Effondrement du pont de Gênes : "Les maisons sous le pont ont été évacuées et seront toutes démolies", annonce Matteo Salvini

Au total, la catastrophe a fait au moins 39 morts, 15 blessés et plusieurs disparus, selon le dernier bilan provisoire.

Les sauveteurs s\'activent après l\'effondrement d\'un viaduc à Gênes (Italie), le 14 août 2018.
Les sauveteurs s'activent après l'effondrement d'un viaduc à Gênes (Italie), le 14 août 2018. (MAURO UJETTO / NURPHOTO / AFP)
Ce qu'il faut savoir

"Les maisons sous le pont ont été évacuées et seront toutes démolies", a déclaré Matteo Salvini le ministre italien de l'Intérieur, mercredi 15 août, au lendemain de l'effondrement d'une portion du viaduc de Gênes. "L'engagement est de donner une nouvelle maison dans l'année à tous les Génois déplacés [634 citoyens]", a-t-il précisé sur Twitter.
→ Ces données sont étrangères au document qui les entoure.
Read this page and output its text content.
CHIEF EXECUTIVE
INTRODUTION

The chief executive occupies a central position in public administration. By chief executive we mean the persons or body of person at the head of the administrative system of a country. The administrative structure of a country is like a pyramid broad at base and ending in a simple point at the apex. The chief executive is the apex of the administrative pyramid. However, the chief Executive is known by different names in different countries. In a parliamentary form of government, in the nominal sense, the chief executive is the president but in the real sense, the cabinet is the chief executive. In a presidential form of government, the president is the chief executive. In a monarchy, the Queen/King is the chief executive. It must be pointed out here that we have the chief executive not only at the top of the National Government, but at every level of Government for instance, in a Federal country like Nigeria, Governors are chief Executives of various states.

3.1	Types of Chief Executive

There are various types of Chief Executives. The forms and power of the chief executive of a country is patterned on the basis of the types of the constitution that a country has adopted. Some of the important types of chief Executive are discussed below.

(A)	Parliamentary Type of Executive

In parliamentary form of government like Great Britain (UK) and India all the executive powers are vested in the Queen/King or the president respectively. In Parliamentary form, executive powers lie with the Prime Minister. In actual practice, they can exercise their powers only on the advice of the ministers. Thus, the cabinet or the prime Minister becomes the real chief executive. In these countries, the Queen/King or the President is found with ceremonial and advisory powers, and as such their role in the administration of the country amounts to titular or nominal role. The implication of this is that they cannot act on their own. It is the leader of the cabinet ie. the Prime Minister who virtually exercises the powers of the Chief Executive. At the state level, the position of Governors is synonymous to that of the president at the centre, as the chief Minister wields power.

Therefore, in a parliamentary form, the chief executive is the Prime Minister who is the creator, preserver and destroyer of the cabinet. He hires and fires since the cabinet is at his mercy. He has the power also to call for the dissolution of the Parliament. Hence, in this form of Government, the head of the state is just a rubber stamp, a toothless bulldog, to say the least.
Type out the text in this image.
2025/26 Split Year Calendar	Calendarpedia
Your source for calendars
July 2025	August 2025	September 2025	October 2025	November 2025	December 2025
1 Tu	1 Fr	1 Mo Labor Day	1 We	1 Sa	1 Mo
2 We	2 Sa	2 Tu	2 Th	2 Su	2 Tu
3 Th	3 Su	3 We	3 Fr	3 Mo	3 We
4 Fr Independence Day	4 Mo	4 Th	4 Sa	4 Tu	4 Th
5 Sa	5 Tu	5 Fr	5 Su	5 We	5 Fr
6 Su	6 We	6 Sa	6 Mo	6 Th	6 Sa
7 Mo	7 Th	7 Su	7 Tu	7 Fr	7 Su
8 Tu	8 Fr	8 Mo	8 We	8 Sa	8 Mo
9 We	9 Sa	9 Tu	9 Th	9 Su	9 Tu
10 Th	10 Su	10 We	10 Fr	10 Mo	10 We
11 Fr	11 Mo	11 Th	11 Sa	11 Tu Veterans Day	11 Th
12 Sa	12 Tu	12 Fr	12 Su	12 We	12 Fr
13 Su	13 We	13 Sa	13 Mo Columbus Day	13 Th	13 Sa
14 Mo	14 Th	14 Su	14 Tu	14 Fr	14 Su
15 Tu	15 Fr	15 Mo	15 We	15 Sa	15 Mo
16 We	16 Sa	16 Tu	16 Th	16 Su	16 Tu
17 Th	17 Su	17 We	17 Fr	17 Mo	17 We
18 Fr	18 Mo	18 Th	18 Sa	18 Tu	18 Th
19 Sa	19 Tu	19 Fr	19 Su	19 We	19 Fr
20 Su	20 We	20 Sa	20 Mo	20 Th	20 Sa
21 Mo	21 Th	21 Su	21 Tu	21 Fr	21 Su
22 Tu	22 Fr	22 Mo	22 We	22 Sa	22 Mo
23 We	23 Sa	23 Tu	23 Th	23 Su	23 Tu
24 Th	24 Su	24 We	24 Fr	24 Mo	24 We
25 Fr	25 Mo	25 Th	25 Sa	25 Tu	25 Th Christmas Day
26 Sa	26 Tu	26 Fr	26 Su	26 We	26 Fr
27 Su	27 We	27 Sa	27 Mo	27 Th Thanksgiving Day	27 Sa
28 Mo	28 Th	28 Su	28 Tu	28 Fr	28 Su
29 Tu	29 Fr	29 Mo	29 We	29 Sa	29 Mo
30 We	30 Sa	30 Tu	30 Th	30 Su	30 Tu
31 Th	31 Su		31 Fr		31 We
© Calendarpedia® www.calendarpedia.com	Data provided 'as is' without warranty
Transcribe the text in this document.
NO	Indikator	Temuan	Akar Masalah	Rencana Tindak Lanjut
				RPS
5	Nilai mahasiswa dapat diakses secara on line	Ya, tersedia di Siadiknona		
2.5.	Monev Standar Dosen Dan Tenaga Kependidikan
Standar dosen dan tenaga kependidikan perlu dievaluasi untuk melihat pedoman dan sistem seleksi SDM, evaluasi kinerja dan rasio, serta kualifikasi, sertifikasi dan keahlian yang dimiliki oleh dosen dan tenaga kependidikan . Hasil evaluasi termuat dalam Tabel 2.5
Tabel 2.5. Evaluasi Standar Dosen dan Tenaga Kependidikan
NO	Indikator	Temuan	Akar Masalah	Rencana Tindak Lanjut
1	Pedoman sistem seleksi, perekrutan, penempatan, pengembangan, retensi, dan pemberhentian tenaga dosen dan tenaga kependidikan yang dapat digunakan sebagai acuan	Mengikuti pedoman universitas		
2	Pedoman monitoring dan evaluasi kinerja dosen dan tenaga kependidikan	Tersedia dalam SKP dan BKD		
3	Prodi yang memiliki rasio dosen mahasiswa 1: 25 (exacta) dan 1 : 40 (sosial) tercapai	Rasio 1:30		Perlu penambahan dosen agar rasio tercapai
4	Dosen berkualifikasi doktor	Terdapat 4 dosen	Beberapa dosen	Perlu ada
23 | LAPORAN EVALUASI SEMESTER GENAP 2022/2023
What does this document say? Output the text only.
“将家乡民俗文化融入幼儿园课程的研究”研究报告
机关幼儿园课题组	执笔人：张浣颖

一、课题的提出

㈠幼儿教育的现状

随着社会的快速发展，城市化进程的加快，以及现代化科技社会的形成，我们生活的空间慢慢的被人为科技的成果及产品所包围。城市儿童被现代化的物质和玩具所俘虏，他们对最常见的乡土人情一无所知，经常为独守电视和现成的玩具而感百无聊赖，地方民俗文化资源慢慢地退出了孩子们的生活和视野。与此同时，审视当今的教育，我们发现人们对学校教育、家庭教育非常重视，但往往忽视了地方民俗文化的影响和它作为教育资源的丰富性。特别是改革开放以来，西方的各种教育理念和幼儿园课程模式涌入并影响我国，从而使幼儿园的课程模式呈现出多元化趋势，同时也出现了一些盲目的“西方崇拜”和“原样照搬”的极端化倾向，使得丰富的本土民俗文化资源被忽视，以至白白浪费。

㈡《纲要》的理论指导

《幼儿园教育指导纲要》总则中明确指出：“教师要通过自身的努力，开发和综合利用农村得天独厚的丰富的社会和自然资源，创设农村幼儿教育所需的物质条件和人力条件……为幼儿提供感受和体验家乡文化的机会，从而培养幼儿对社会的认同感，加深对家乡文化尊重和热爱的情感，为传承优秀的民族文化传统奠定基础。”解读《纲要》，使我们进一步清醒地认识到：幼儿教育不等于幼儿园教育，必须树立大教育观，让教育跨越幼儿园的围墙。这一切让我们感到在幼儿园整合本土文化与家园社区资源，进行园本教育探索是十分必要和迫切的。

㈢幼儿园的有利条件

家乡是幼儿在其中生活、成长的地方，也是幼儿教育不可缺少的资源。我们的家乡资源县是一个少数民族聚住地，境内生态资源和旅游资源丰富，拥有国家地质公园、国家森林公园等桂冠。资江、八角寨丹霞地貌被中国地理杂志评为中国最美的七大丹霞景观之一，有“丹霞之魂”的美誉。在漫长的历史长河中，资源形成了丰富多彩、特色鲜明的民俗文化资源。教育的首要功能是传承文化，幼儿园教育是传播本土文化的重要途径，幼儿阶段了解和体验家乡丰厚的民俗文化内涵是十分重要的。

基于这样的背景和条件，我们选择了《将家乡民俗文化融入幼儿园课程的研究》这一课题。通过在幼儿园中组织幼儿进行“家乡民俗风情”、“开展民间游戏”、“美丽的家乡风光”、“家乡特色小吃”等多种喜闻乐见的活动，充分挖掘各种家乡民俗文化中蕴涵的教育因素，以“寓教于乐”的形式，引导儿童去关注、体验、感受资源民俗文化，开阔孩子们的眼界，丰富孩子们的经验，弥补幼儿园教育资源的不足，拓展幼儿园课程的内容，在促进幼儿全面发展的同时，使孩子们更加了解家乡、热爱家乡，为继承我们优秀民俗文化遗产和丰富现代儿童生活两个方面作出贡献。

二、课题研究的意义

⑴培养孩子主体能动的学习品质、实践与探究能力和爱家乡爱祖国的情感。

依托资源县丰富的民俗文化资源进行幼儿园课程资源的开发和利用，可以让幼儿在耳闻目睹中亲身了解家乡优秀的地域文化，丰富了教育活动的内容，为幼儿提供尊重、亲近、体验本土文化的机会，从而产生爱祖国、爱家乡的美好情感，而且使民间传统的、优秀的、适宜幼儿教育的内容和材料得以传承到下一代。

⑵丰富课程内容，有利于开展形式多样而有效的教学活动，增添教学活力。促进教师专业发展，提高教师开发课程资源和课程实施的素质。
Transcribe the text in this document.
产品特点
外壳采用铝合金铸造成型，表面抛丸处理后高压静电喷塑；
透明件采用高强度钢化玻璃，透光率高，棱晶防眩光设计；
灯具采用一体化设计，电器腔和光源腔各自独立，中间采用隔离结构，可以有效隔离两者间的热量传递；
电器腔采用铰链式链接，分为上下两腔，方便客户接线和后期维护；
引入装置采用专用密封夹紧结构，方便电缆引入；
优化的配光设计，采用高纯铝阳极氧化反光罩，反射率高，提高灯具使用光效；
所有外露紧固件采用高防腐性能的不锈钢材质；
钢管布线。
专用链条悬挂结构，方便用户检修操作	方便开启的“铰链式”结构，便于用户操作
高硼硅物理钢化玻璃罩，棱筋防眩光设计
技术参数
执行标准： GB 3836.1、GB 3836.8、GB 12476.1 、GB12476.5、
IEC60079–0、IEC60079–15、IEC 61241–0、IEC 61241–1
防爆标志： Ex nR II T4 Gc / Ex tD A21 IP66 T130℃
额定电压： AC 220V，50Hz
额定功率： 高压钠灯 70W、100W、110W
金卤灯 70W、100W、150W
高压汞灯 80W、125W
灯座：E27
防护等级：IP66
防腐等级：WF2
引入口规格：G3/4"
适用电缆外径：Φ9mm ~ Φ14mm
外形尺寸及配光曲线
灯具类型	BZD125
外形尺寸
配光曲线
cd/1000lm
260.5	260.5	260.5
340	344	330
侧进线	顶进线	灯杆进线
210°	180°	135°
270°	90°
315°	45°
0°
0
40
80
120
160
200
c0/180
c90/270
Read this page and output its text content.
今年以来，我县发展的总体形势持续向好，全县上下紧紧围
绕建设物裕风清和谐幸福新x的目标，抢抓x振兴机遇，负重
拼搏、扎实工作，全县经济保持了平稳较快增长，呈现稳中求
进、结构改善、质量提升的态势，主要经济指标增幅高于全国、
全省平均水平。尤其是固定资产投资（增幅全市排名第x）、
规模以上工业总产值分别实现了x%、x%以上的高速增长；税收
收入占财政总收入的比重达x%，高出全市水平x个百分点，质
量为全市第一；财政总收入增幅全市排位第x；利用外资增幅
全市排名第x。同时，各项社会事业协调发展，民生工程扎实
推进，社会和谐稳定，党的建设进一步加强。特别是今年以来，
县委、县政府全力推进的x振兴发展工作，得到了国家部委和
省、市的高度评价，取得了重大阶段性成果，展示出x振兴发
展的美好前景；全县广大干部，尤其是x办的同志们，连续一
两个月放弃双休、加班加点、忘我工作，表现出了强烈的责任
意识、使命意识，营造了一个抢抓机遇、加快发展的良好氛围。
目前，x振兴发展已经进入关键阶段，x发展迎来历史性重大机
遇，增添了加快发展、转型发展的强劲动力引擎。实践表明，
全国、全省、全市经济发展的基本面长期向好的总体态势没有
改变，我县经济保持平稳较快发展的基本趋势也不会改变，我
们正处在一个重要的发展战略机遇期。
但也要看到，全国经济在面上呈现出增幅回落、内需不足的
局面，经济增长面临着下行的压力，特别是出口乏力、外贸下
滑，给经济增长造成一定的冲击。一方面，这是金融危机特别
"Etat d'urgence" pour douze mois. Le chef du gouvernement italien, Giuseppe Conte, a annoncé devant la presse l'instauration d'un "état d'urgence pour 12 mois" à Gênes.

Quatre Français tués, 38 morts au total. Le ministère des Affaires étrangères a annoncé que quatre des victimes avaient été identifiées comme des ressortissants français, confirmant une information de plusieurs médias italiens. Le quai d'Orsay n'a pas donné davantage de détails sur leur identité. Au total, la catastrophe a fait au moins 38 morts et 15 blessés, dont une douzaine dans un état grave, selon un nouveau bilan de la protection civile. Il y a aussi encore quelques disparus.

Le gouvernement accuse la société d'autoroute. Mercredi, le ministre des Transports a annoncé avoir lancé une procédure de retrait de la concession autoroutière accordée à la société Autostrade per l'Italia, responsable de la gestion du pont, et a réclamé la démission de ses dirigeants. L'État demandera aussi des sanctions financières qui pourraient atteindre 150 millions d'euros, a-t-il promis. Le président du Conseil, Giuseppe Conte, a annoncé "un plan extraordinaire" pour évaluer "l'état des infrastructures" dans toute l'Italie.

Retrouvez ici l'intégralité de notre live #GENES

21h20 : Le gouvernement italien a par ailleurs confirmé qu'il allait révoquer la concession de Autostrade per l'Italia, la société qui gère le tronçon d'autoroute qui s'est écroulé. Depuis hier, l'exécutif italien pointe la responsabilité de cette société contrôlée en partie par la famille Benetton. Plus d'informations dans notre article.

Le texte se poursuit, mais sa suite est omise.